EBS means you need to manage a volume + machines to attach it to. You need to add space as it's filling up and perform backups (not saying you shouldn't back up your S3 data, just that it's not as critical).
It also makes it harder to scale: when you want to add additional machines, you either need to pull off the images to a separate machine or clone the images across all. This also means you're adding a bottleneck: you'll have to manage your own upload process that will either upload to all machines or have a single machine managing it.
I recommend S3: it's set and forget. Any number of machines can be performing uploads in parallel and you don't really need to notify other machines about the upload.
In addition, you can use Amazon Cloudfront as a cheap CDN in front of the images instead of directly downloading from S3.
I have architected solutions on AWS for Stock photography sites which stores millions of images spanning TB's of data, I would like to share some of the best practice in AWS for your requirement:
P1) Store the Original Image file in S3 Standard option
P2) Store the reproducible images like thumbs etc in the S3 Reduced Redundancy option (RRS) to save costs
P3) Meta data about images including the S3 URL can be stored in Amazon RDS or Amazon DynamoDB depending upon the query complexity. Query the entries from Amazon RDS. If your query is complex it is also common practice to Store the meta data in Amazon CloudSearch or Apache Solr.
P4) Deliver your thumbs to users with low latency using Amazon CloudFront.
P5) Queue your image conversion either thru SQS or RabbitMQ on Amazon EC2
P6) If you are planning to use EBS, then they are not scalable with your EC2. So ideally you can use GlusterFS as your common storage pool for all your images. Multiple Amazon EC2 in Auto Scaled mode can still connect to it and access/write images.

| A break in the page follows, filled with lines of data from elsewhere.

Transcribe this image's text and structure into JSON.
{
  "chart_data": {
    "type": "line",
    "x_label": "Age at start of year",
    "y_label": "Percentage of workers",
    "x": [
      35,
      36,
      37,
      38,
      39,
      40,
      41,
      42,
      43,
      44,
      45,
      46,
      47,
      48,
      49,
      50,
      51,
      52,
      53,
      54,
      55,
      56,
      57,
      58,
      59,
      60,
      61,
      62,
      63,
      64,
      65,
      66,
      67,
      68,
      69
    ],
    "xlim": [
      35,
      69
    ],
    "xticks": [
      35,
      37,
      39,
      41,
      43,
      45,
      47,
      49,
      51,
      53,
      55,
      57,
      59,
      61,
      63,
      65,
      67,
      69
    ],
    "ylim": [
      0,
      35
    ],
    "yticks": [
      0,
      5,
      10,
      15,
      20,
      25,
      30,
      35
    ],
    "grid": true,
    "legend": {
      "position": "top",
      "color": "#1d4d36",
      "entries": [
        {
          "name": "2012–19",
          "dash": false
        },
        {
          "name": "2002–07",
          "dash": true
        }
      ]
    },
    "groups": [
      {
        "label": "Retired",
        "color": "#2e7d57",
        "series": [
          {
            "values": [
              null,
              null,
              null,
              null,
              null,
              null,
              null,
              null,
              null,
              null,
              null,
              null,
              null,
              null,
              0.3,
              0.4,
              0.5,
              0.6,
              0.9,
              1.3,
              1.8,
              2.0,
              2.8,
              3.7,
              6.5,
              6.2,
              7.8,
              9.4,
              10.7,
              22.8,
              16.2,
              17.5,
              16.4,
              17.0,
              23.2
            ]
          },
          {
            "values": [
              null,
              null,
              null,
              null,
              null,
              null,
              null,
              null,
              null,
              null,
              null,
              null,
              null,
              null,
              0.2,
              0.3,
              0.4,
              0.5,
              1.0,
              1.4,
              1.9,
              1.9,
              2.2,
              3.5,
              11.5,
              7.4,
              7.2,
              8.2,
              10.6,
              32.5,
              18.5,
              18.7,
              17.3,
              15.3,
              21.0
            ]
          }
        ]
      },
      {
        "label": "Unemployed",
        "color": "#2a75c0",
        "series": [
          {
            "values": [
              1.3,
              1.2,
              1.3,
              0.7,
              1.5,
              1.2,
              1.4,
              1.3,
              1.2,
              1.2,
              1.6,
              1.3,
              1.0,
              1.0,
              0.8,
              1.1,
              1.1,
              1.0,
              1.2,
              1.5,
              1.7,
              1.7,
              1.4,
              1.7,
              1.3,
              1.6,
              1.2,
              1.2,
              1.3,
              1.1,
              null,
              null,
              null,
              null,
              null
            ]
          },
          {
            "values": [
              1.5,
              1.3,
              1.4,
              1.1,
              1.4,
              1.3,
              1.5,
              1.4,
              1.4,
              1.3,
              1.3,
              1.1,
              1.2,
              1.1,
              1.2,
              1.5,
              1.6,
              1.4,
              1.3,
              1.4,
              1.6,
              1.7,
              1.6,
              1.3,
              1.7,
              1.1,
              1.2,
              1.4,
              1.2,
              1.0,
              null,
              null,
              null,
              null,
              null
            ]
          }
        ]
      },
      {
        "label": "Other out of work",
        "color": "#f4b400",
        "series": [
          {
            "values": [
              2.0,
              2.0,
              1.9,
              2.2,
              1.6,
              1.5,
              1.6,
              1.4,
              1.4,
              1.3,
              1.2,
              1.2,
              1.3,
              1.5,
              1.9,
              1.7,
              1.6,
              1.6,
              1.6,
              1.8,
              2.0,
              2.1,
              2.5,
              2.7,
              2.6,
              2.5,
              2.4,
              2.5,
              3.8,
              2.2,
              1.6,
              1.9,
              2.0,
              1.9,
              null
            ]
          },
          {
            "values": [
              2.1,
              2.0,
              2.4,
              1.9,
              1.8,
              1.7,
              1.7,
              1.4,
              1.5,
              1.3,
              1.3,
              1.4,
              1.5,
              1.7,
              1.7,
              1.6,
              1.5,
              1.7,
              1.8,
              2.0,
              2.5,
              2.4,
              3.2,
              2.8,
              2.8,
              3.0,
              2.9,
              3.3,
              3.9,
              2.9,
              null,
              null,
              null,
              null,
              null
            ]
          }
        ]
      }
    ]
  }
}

You already outlined the advantages and disadvantages of both.
If you are planning to store terabytes of images, with storage requirements increasing day after day, S3 will probably be your best bet as it is built especially for these kinds of situations. You get unlimited storage space, without having to worry about sharding your data over many EBS volumes.
The recurrent cost of S3 is that it comes 50% more expensive than EBS. You will also have to learn the API and implement it in your application, but that is a one-off expense which I think you should be able to absorb very quickly.
Do you expect the images to last indefinitely?
The Amazon EBS FAQ is pretty clear; the annual failure rate is not "essentially zero"; they quote 0.1% to 0.5%. It's better than the disk under your desk, but it would need some kind of backup.